Nowadays, it is almost impossible to imagine our lives without smartphones. Just take the bus or the metro and you’ll witness that most passengers sit glued to their smartphones; eyes are cast downward and fingers are scrolling or typing through communication platform from WhatsApp to Facebook. It’s no wonder why: since their release in 2007, more than 7 billion smartphones have been manufactured, and this number keeps on increasing.
Most people are familiar with smartphones and their usage, but a rare few understand the environmental implications of these devices. Not only are they harmful for human health, they also impact our environment and its biodiversity significantly. Smartphones themselves require very little power to function; the major environmental degradation is caused by the manufacture of these devices.
1. Mine waste spills: Each device is made up of numerous precious metals and many of the key technological features wouldn't be possible without them. Some, like gold, will be familiar. Others, such as terbium, are less well-known. Mining these metals is a vital activity that underpins the modern global economy. But the environmental cost can be enormous and is probably far greater than one realises.
Iron, aluminium, and copper are the three most common metals by weight in the average smartphone.However, enormous volumes of solid and liquid waste (mine tailings) are produced when extracting these metals from the earth. Typically, mine tailings are stored in vast impoundment structures that can be several square kilometres in area. However, improper construction methods and lax safety monitoring can cause spills to occur. These spills can contaminate the soil and water sources and consequently, prove fatal for the humans and animals relying on them for survival.
This was just one of the 40 mine tailings spills that have occurred in the past decade and the long-term ecological and human health impacts remain largely unknown. One thing is clear though – as our thirst for technology increases, mine tailings dams are increasing in number and size, and so is their risk of failure.
2. Ecosystem destruction: Gold and tin are common in smartphones. But mining of these metals is responsible for ecological devastation from the Peruvian Amazon to the tropical islands of Indonesia.
Gold mining is a major cause of deforestation in the Amazon. Furthermore, extraction of gold from the earth generates waste rich in cyanide and mercury – two highly toxic substances that can contaminate drinking water and fish, with serious implications for human health.
The seas surrounding Indonesia's Bangka and Belitung Islands supplies about a third of the world's supply of tin. However, large-scale dredging of the seabed for the tin-rich sand has destroyed the precious coral ecosystem. This in torn drove fish away, leading to a decline in the fishing industry.

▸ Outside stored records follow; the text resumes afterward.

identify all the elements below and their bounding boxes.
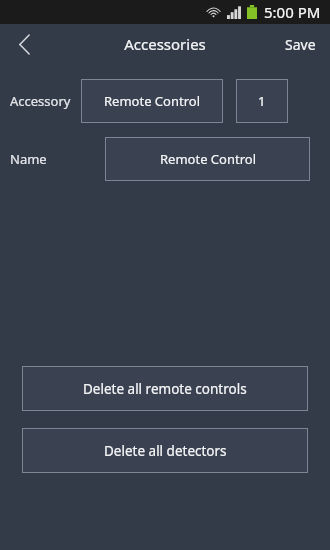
staticText: 1	[258, 92, 266, 110]
staticText: Delete all remote controls	[83, 380, 247, 398]
button[interactable]: Delete all detectors	[22, 428, 308, 473]
staticText: Delete all detectors	[104, 442, 227, 460]
staticText: 5:00 PM	[264, 2, 321, 22]
button[interactable]: Save	[271, 24, 330, 64]
staticText: Accessories	[124, 34, 206, 54]
staticText: Save	[285, 35, 316, 54]
staticText: Name	[10, 150, 47, 168]
staticText: Remote Control	[104, 92, 200, 110]
staticText: Accessory	[10, 92, 71, 110]
staticText: Remote Control	[160, 150, 256, 168]
button[interactable]: Back	[0, 24, 48, 64]
button[interactable]: Delete all remote controls	[22, 366, 308, 411]
button[interactable]: Remote Control	[81, 79, 223, 123]
button[interactable]: 1	[236, 79, 288, 123]
button[interactable]: Remote Control	[105, 137, 310, 181]
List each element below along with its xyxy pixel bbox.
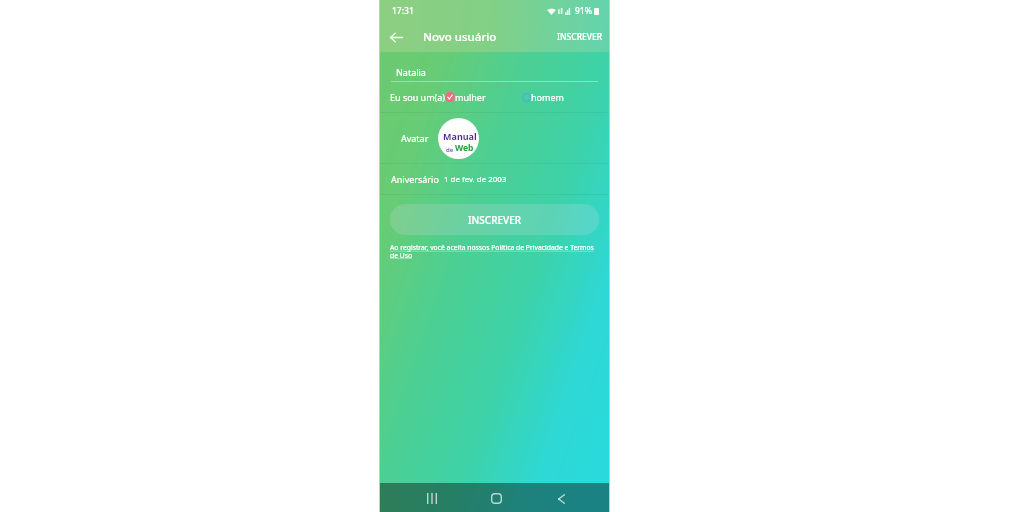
staticText: 91% — [575, 5, 592, 17]
staticText: Avatar — [401, 132, 429, 144]
button[interactable]: Home — [476, 483, 516, 512]
button[interactable]: Aniversário — [380, 164, 609, 194]
button[interactable]: INSCREVER — [551, 24, 609, 50]
staticText: INSCREVER — [468, 213, 522, 227]
button[interactable]: Recent apps — [412, 483, 452, 512]
staticText: mulher — [455, 91, 486, 103]
button[interactable]: Back — [385, 26, 407, 48]
staticText: INSCREVER — [557, 31, 603, 43]
staticText: 17:31 — [392, 5, 414, 17]
staticText: Ao registrar, você aceita nossos Polític… — [390, 243, 600, 260]
staticText: Eu sou um(a) — [390, 91, 445, 103]
staticText: homem — [531, 91, 564, 103]
button[interactable]: homem — [522, 91, 564, 103]
button[interactable]: Back — [541, 483, 581, 512]
staticText: 1 de fev. de 2003 — [444, 174, 507, 185]
button[interactable]: Avatar — [438, 118, 479, 159]
staticText: Natalia — [396, 66, 426, 78]
staticText: Web — [455, 142, 474, 154]
staticText: Manual — [443, 130, 477, 142]
staticText: Novo usuário — [423, 29, 497, 45]
button[interactable]: INSCREVER — [390, 204, 599, 235]
staticText: de — [446, 146, 455, 154]
staticText: Aniversário — [391, 173, 439, 185]
button[interactable]: mulher — [445, 91, 486, 103]
button[interactable]: Ao registrar, você aceita nossos Polític… — [390, 243, 600, 260]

3. Extraction of Rare Earth metals: Our smartphones rely on the presence of rare metals like neodymium to function. Extracting them is a difficult and dirty business, typically involving the use of acids and the production of vast amounts of highly toxic waste. The toxic sludge from rare earth processing operations is collected in huge lakes, which pollute the soil and water sources. The "world's tech waste lake" in Baotou, China is perhaps the most disturbing and thought-provoking example
As consumers, it is our duty to ensure that we contribute as little to this assault on the environment as possible. Reducing the environmental impact of smartphone use requires manufacturers to increase product lifetimes, make recycling more straightforward and be open about where they source their metals and the environmental impact. Around the world mining companies have made huge strides in practising more sustainable mining. But we as consumers also need to consider smartphones as less of a throwaway item and more of a precious resource that carries an enormous environmental burden. Instead of throwing away our electronic waste recklessly, we must reuse and recycle it as much as possible.
Moreover, it is predicted that advances in technologies such as virtual reality, augmented reality, artificial intelligence and wearable electronics will spawn a new generation of devices that could change our everyday existence even more than the smartphone did. Although the usage of smartphones will ultimately wear out, until then, we need to realise that our actions will one day directly or indirectly harm the entire human population.